A good source to appreciate the issue is the "UNEP Emissions Gap Report 2018." The key to understanding effective policy is working out the marginal impact of any proposed new actions, or the UK's current policies, on that whole issue.

4 years ago @ http://www.conservativ... - WATCH: Ici Londres - S... · 7 replies · +1 points

A small amount of warming so far does not mean catastrophic impacts in the future. Where is the best modelling? However fancy the models, conclusions radically different from recent past experience are dependent on assumptions more than empirical reality.

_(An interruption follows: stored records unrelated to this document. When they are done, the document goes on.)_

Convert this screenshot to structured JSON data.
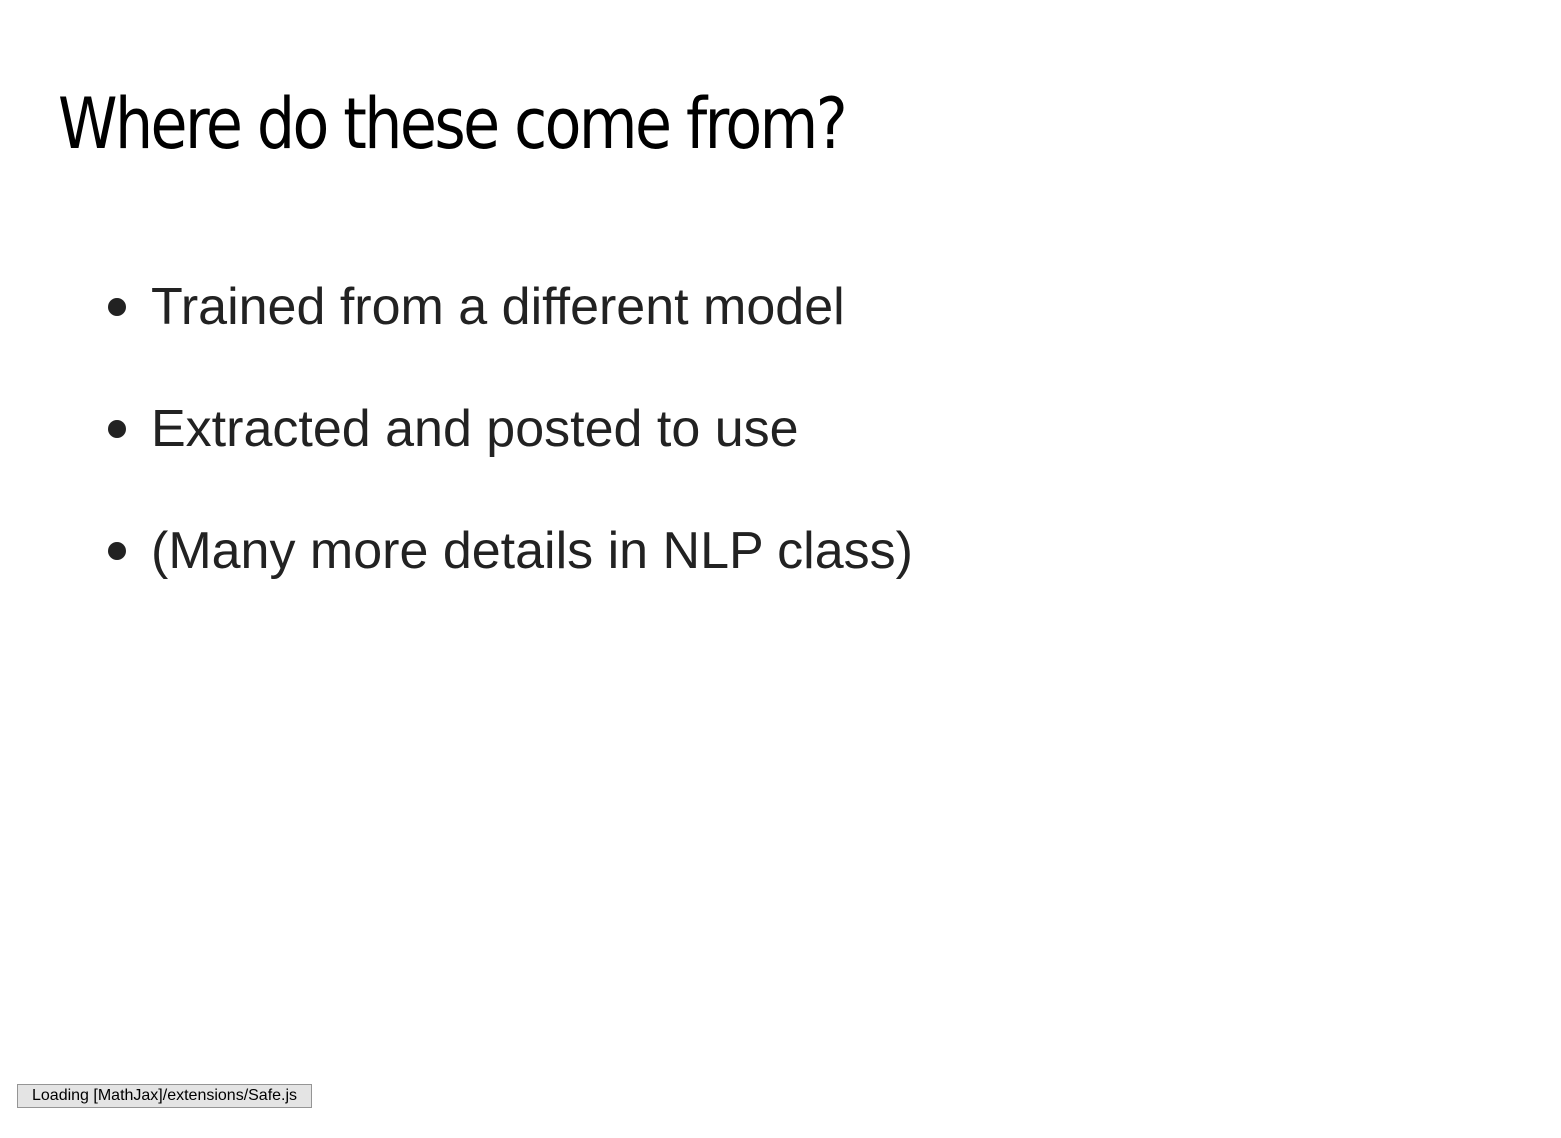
{
  "slide": {
    "title": "Where do these come from?",
    "bullets": [
      "Trained from a different model",
      "Extracted and posted to use",
      "(Many more details in NLP class)"
    ]
  },
  "status_message": "Loading [MathJax]/extensions/Safe.js"
}
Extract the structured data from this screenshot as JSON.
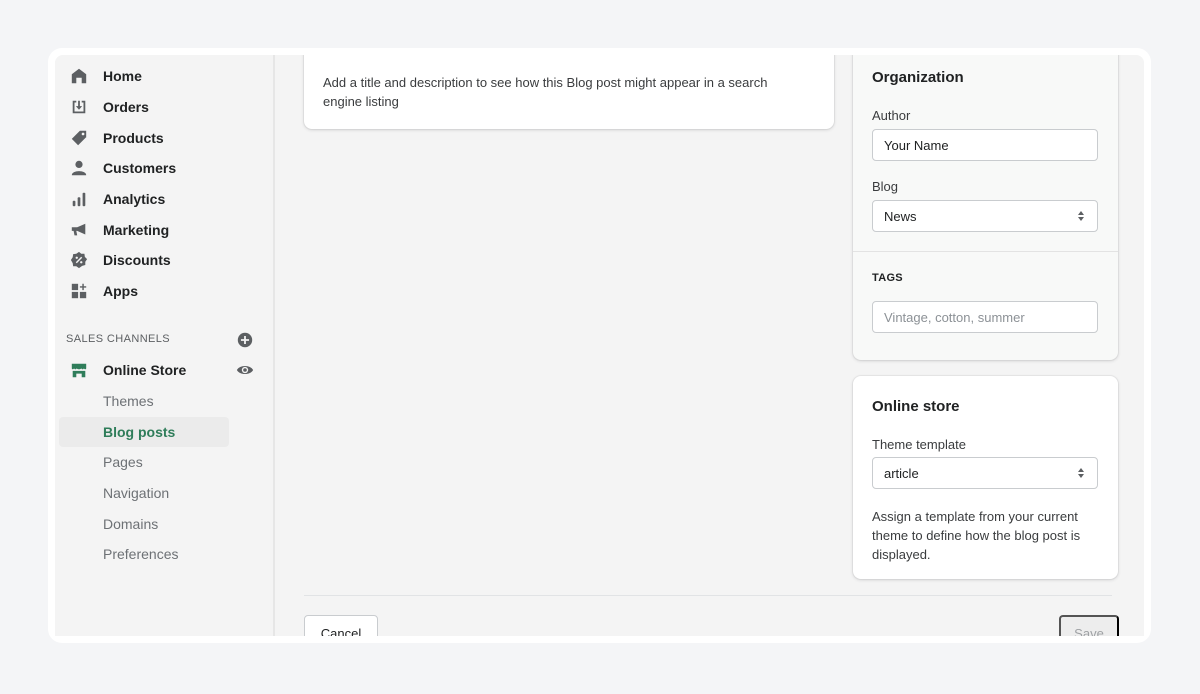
{
  "sidebar": {
    "items": [
      {
        "label": "Home",
        "icon": "home-icon"
      },
      {
        "label": "Orders",
        "icon": "orders-icon"
      },
      {
        "label": "Products",
        "icon": "tag-icon"
      },
      {
        "label": "Customers",
        "icon": "person-icon"
      },
      {
        "label": "Analytics",
        "icon": "bar-chart-icon"
      },
      {
        "label": "Marketing",
        "icon": "megaphone-icon"
      },
      {
        "label": "Discounts",
        "icon": "discount-icon"
      },
      {
        "label": "Apps",
        "icon": "apps-icon"
      }
    ],
    "sales_channels_title": "SALES CHANNELS",
    "channel": {
      "label": "Online Store",
      "icon": "store-icon"
    },
    "sub_items": [
      {
        "label": "Themes",
        "active": false
      },
      {
        "label": "Blog posts",
        "active": true
      },
      {
        "label": "Pages",
        "active": false
      },
      {
        "label": "Navigation",
        "active": false
      },
      {
        "label": "Domains",
        "active": false
      },
      {
        "label": "Preferences",
        "active": false
      }
    ]
  },
  "seo": {
    "preview_text": "Add a title and description to see how this Blog post might appear in a search engine listing"
  },
  "organization": {
    "title": "Organization",
    "author_label": "Author",
    "author_value": "Your Name",
    "blog_label": "Blog",
    "blog_value": "News",
    "tags_label": "TAGS",
    "tags_placeholder": "Vintage, cotton, summer"
  },
  "online_store": {
    "title": "Online store",
    "template_label": "Theme template",
    "template_value": "article",
    "help_text": "Assign a template from your current theme to define how the blog post is displayed."
  },
  "footer": {
    "cancel_label": "Cancel",
    "save_label": "Save"
  },
  "colors": {
    "accent_green": "#2f7d5a",
    "icon_gray": "#5c5f62"
  }
}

No proposals will make a significant difference. The reason is that global warming is caused by global emissions. The theory is that avoiding dangerous global warming requires global emissions to be net zero in a few decades. Look up "UNEP Emissions Gap Report 2018" to see the difference. Then answer two questions
1. Are you able to persuade developing countries to stop collectively increasing their emissions and start reducing them rapidly? (Developing countries are as defined in the 1992 Rio Declaration now have >80% of the global population & >60% of global emissions)
2. Are you able to persuade countries who rely on the production of fossil fuels for a large part of their national income to abandon this reliance in a generation? That includes Russia, Saudi Arabia, Iran, Iraq, Kuwait, Kazakhstan.